Speaking to Rapaport News in Tel-Aviv on November 21, Izhakoff emphasized that while the film no doubt brings attention to the issue of conflict diamonds, it also presents a unique opportunity for the industry to inform manufacturers, jewelers, and consumers about diamonds and their origins.

“Now a consumer knows he is purchasing a diamond that not only represents love and eternity, but is also clean – from conflict and blood,” he said.  Izhakoff noted the success of the WDC website  diamondfacts.org, which publicizes diamond related facts, including details on the origins of diamonds, positive and negative reports about the industry and even a question/answer section for the general public.
Izhakoff called for greater transparency in the diamond pipeline and urged miners, manufacturers, wholesalers and retailers to pass down proof of Kimberley Process compliancy through the entire diamond pipeline. “The end seller of the diamond must be absolutely certain they are selling a clean diamond,” said Izhakoff. “Consumers should only purchase diamonds at reliable jewelers who can provide an assurance of conflict-free goods.”
Noting the improved working relationship between WDC and non-governmental organizations –Global Witness and Partnership Africa Canada (PAC)- Izhakoff commended the NGO’s cooperation and support of the Kimberley Process achievements. “We are the leaders in this process and have no issues with the NGO’s. We have the same interests – a problem with conflict diamonds,” he said.
Izhakoff is a strong proponent of transparency in the Kimberley Process and believes that all information regarding diamond import and export statistics should be made public. Discrepancies must be pointed out along with an  explanation, he said. An example of discrepancy in numbers is Ghana – where diamond exports exceed diamonds mined. “The whole concept of a secretive diamond industry needs to be eradicated. I don’t believe in secrets and in our industry, transparency is of utmost importance,” he added.

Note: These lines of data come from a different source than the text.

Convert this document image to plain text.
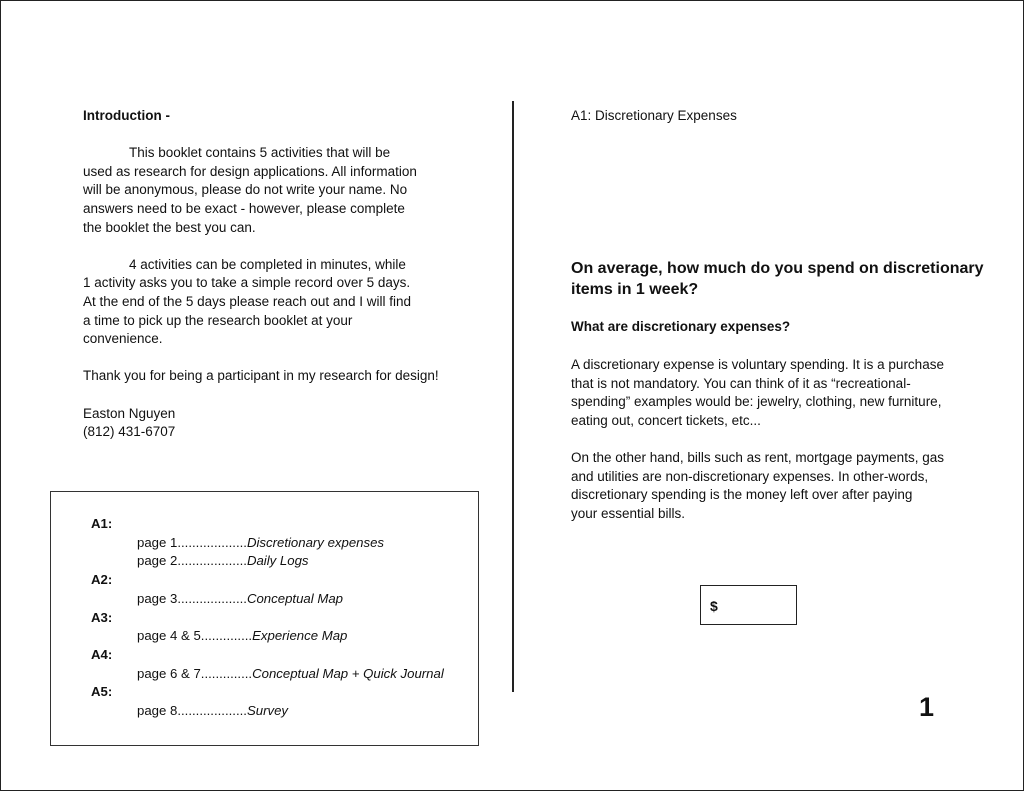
Introduction -
This booklet contains 5 activities that will be
used as research for design applications. All information
will be anonymous, please do not write your name. No
answers need to be exact - however, please complete
the booklet the best you can.
4 activities can be completed in minutes, while
1 activity asks you to take a simple record over 5 days.
At the end of the 5 days please reach out and I will find
a time to pick up the research booklet at your
convenience.
Thank you for being a participant in my research for design!
Easton Nguyen
(812) 431-6707
A1:
page 1...................Discretionary expenses
page 2...................Daily Logs
A2:
page 3...................Conceptual Map
A3:
page 4 & 5..............Experience Map
A4:
page 6 & 7..............Conceptual Map + Quick Journal
A5:
page 8...................Survey
A1: Discretionary Expenses
On average, how much do you spend on discretionary items in 1 week?
What are discretionary expenses?
A discretionary expense is voluntary spending. It is a purchase
that is not mandatory. You can think of it as “recreational-
spending” examples would be: jewelry, clothing, new furniture,
eating out, concert tickets, etc...
On the other hand, bills such as rent, mortgage payments, gas
and utilities are non-discretionary expenses. In other-words,
discretionary spending is the money left over after paying
your essential bills.
$
1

In Ghana, KP certificates are awarded to the country’s diamond exports despite the fact that in many cases goods were smuggled in from the Ivory Coast. Izhakoff reiterated his call for greater scrutiny in Ghana and a review mission in three months to decide whether Ghana will remain a KP participant. The WDC has volunteered to send diamond experts to Ghana to help differentiate between Ghana diamonds and smuggled goods.
Liberia, Izhakoff noted, is a different situation. As soon as the proper infrastructure and mechanisms are in place and it is clear that Liberia will not become just another smuggling route, sanctions will be removed.
Highlighting the success of the diamond industry’s efforts to eradicate conflict diamonds, Izhakoff revealed to Rapaport that the WDC was invited by Russia to present at the Global Forum for Partnerships Between Governments and Businesses to Combat  Terror, due to take place in Moscow on November 28-30. Izhakoff will brief G8 ministers on the Kimberley Process and its success as a possible model to meet the new challenges of global terror. “It is a great honor to be invited by Russia’s government. If the KP was anything less than a success, the G8 countries would not want to hear from us,” Izhakoff said.
Additionally, as a by-product of the whole process, other issues are also coming to the surface. Not only has the KP led to greater transparency within the diamond industry but also within the affected countries as well – in terms of local beneficiation, child labor and other social issues. Izhakoff pointed out that there are a growing number of initiatives, private and governmental, aimed at demanding greater corporate responsibility and responsibility towards residents of affected mining areas.

“The WDC welcomes these developments,” concluded Izhakoff.